Another example is the 2015 book marketing campaign for Elizabeth Gilbert’s Big Magic, a book about advice for creative people. Though a bestselling author (Eat, Pray, Love) there was no guarantee that the memoirist / novelist would make the transition to self-help writer. But her publishing team launched a series of pre-publication podcasts—which included well-known special guests—and a robust social media campaign to build Gilbert’s followers. The content strategy dovetailed with “earned” media platforms – content-heavy guest spots on other popular self-help gurus’ online “shows” to make their audiences aware of her content and of Gilbert’s new book.
What else do I need to know about before I dive into content marketing?
The best content marketing stays true to you as an author. For content marketing to be effective, it should grow naturally out of your book, and your philosophies and your message. Whether the content you share is a natural outgrowth of your personality, or crafted strategically for effect —you want to stay true to yourself and authentic.
Content marketing is not about the hard sell. Content marketing is about enticing audiences (including prospective buyers) with a bit of your content, a bit of yourself. It is not about bombardment with sales messages, which only serve to turn off audiences.

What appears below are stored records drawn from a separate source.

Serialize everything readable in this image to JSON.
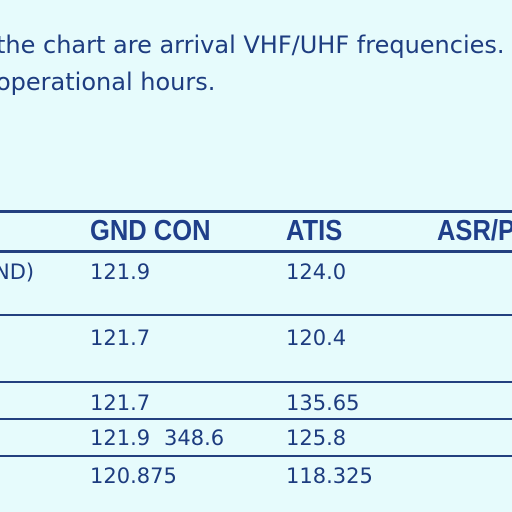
{
  "intro": {
    "line1": "the chart are arrival VHF/UHF frequencies. A",
    "line2": "operational hours."
  },
  "table": {
    "headers": {
      "gnd_con": "GND  CON",
      "atis": "ATIS",
      "asr": "ASR/P"
    },
    "rows": [
      {
        "name": "ND)",
        "gnd_con": "121.9",
        "extra": "",
        "atis": "124.0"
      },
      {
        "name": "",
        "gnd_con": "121.7",
        "extra": "",
        "atis": "120.4"
      },
      {
        "name": "",
        "gnd_con": "121.7",
        "extra": "",
        "atis": "135.65"
      },
      {
        "name": "",
        "gnd_con": "121.9",
        "extra": "348.6",
        "atis": "125.8"
      },
      {
        "name": "",
        "gnd_con": "120.875",
        "extra": "",
        "atis": "118.325"
      }
    ]
  },
  "colors": {
    "background": "#e6fbfc",
    "text": "#1d3c7f",
    "rule": "#23407f"
  }
}
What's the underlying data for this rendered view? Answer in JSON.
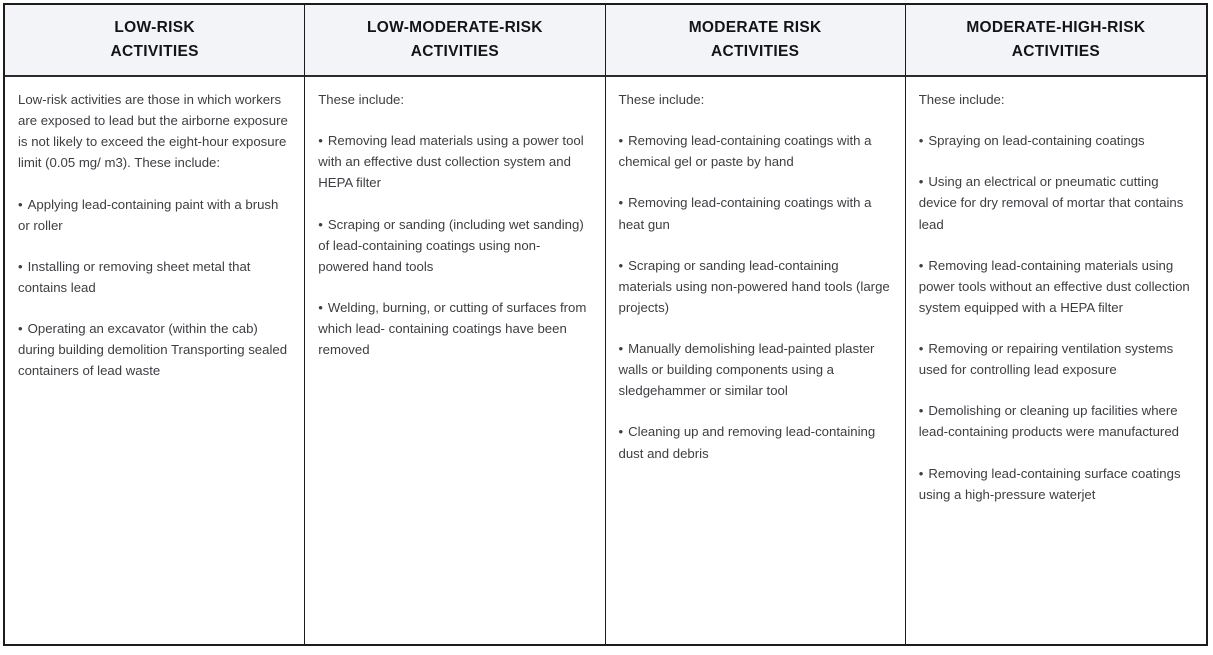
{
  "glyphs": {
    "bullet": "•"
  },
  "colors": {
    "header_bg": "#f3f4f8",
    "outer_border": "#1c1c1c",
    "header_rule": "#2b2b2b",
    "body_text": "#3d3e42",
    "header_text": "#141414"
  },
  "table": {
    "columns": [
      {
        "header": "LOW-RISK\nACTIVITIES",
        "intro": "Low-risk activities are those in which workers are exposed to lead but the airborne exposure is not likely to exceed the eight-hour exposure limit (0.05 mg/ m3). These include:",
        "bullets": [
          "Applying lead-containing paint with a brush or roller",
          "Installing or removing sheet metal that contains lead",
          "Operating an excavator (within the cab) during building demolition Transporting sealed containers of lead waste"
        ]
      },
      {
        "header": "LOW-MODERATE-RISK\nACTIVITIES",
        "intro": "These include:",
        "bullets": [
          "Removing lead materials using a power tool with an effective dust collection system and HEPA filter",
          "Scraping or sanding (including wet sanding) of lead-containing coatings using non-powered hand tools",
          "Welding, burning, or cutting of surfaces from which lead- containing coatings have been removed"
        ]
      },
      {
        "header": "MODERATE RISK\nACTIVITIES",
        "intro": "These include:",
        "bullets": [
          "Removing lead-containing coatings with a chemical gel or paste by hand",
          "Removing lead-containing coatings with a heat gun",
          "Scraping or sanding lead-containing materials using non-powered hand tools (large projects)",
          "Manually demolishing lead-painted plaster walls or building components using a sledgehammer or similar tool",
          "Cleaning up and removing lead-containing dust and debris"
        ]
      },
      {
        "header": "MODERATE-HIGH-RISK\nACTIVITIES",
        "intro": "These include:",
        "bullets": [
          "Spraying on lead-containing coatings",
          "Using an electrical or pneumatic cutting device for dry removal of mortar that contains lead",
          "Removing lead-containing materials using power tools without an effective dust collection system equipped with a HEPA filter",
          "Removing or repairing ventilation systems used for controlling lead exposure",
          "Demolishing or cleaning up facilities where lead-containing products were manufactured",
          "Removing lead-containing surface coatings using a high-pressure waterjet"
        ]
      }
    ]
  }
}
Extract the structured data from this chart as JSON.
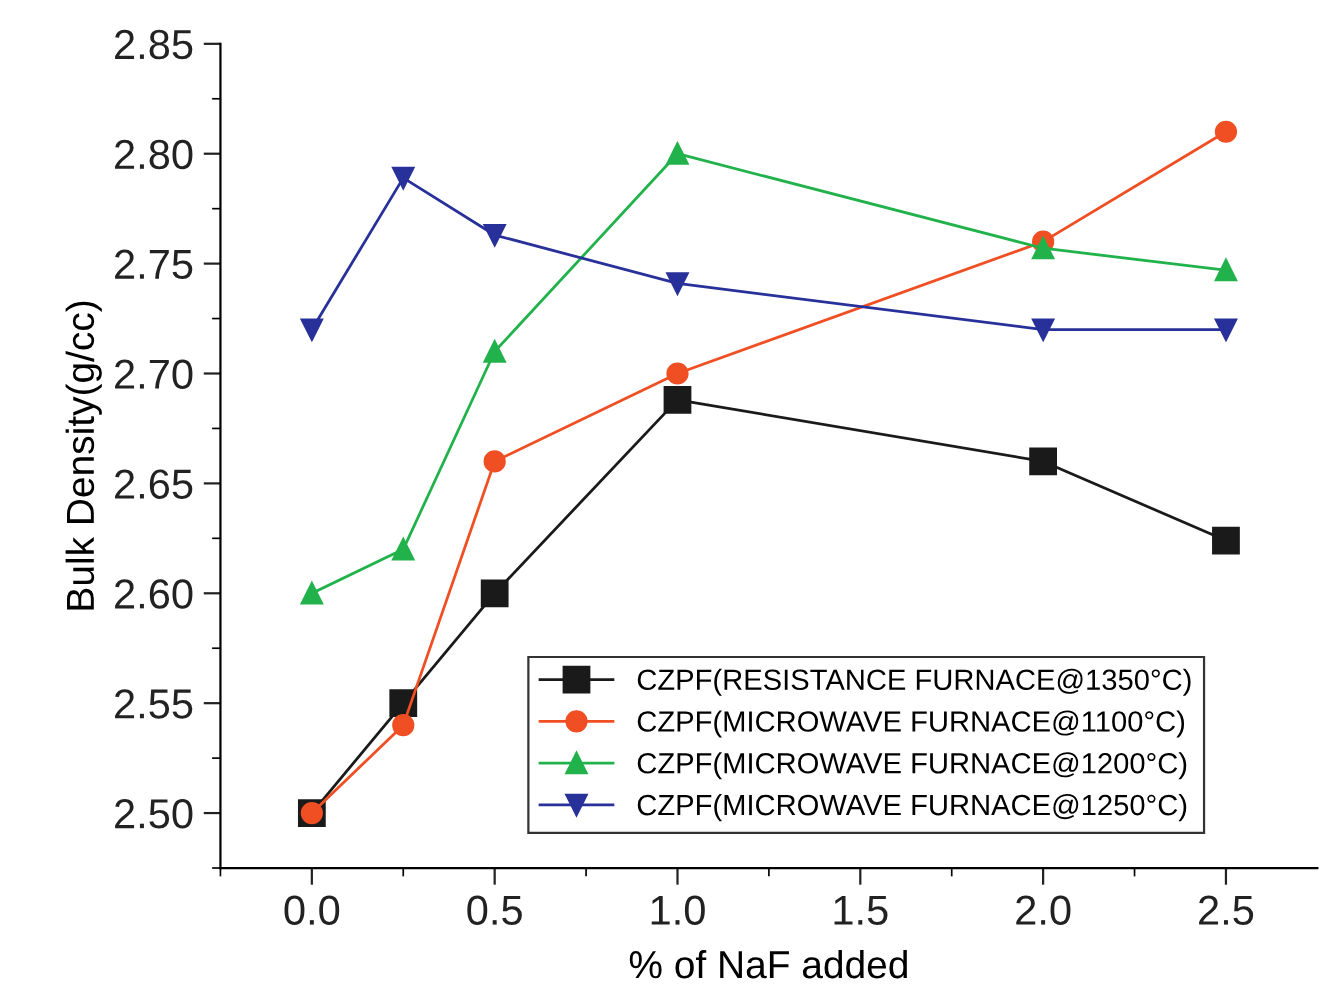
{
  "chart_data": {
    "type": "line",
    "xlabel": "% of NaF added",
    "ylabel": "Bulk Density(g/cc)",
    "x": [
      0,
      0.25,
      0.5,
      1.0,
      2.0,
      2.5
    ],
    "xlim": [
      -0.25,
      2.75
    ],
    "ylim": [
      2.475,
      2.85
    ],
    "xticks": [
      {
        "value": -0.25,
        "label": null
      },
      {
        "value": 0,
        "label": "0.0"
      },
      {
        "value": 0.25,
        "label": null
      },
      {
        "value": 0.5,
        "label": "0.5"
      },
      {
        "value": 0.75,
        "label": null
      },
      {
        "value": 1.0,
        "label": "1.0"
      },
      {
        "value": 1.25,
        "label": null
      },
      {
        "value": 1.5,
        "label": "1.5"
      },
      {
        "value": 1.75,
        "label": null
      },
      {
        "value": 2.0,
        "label": "2.0"
      },
      {
        "value": 2.25,
        "label": null
      },
      {
        "value": 2.5,
        "label": "2.5"
      }
    ],
    "yticks": [
      {
        "value": 2.475,
        "label": null
      },
      {
        "value": 2.5,
        "label": "2.50"
      },
      {
        "value": 2.525,
        "label": null
      },
      {
        "value": 2.55,
        "label": "2.55"
      },
      {
        "value": 2.575,
        "label": null
      },
      {
        "value": 2.6,
        "label": "2.60"
      },
      {
        "value": 2.625,
        "label": null
      },
      {
        "value": 2.65,
        "label": "2.65"
      },
      {
        "value": 2.675,
        "label": null
      },
      {
        "value": 2.7,
        "label": "2.70"
      },
      {
        "value": 2.725,
        "label": null
      },
      {
        "value": 2.75,
        "label": "2.75"
      },
      {
        "value": 2.775,
        "label": null
      },
      {
        "value": 2.8,
        "label": "2.80"
      },
      {
        "value": 2.825,
        "label": null
      },
      {
        "value": 2.85,
        "label": "2.85"
      }
    ],
    "grid": false,
    "legend": "bottom right",
    "line_style": "solid",
    "series": [
      {
        "name": "CZPF(RESISTANCE FURNACE@1350°C)",
        "color": "#1a1a1a",
        "marker": "square",
        "values": [
          2.5,
          2.55,
          2.6,
          2.688,
          2.66,
          2.624
        ]
      },
      {
        "name": "CZPF(MICROWAVE FURNACE@1100°C)",
        "color": "#f04e23",
        "marker": "circle",
        "values": [
          2.5,
          2.54,
          2.66,
          2.7,
          2.76,
          2.81
        ]
      },
      {
        "name": "CZPF(MICROWAVE FURNACE@1200°C)",
        "color": "#22b24c",
        "marker": "triangle",
        "values": [
          2.6,
          2.62,
          2.71,
          2.8,
          2.757,
          2.747
        ]
      },
      {
        "name": "CZPF(MICROWAVE FURNACE@1250°C)",
        "color": "#28309a",
        "marker": "triangle_down",
        "values": [
          2.72,
          2.789,
          2.763,
          2.741,
          2.72,
          2.72
        ]
      }
    ]
  }
}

Sure, you can let the audience know you have books available at the bottom of your newsletter—and certainly give them the “insider” first look at new books and book jackets, as members of your loyal audience—but promoting your own work should only be a small portion of your content output, reserved for special announcements, book launches, public appearances, etc.
Content marketing is not a quick fix. Content marketers are rewarded over time as their audiences build.
As your readers / viewers become engaged and loyal over time, a portion of them will decide to plunk down money when they determine the content is likely to appeal to them.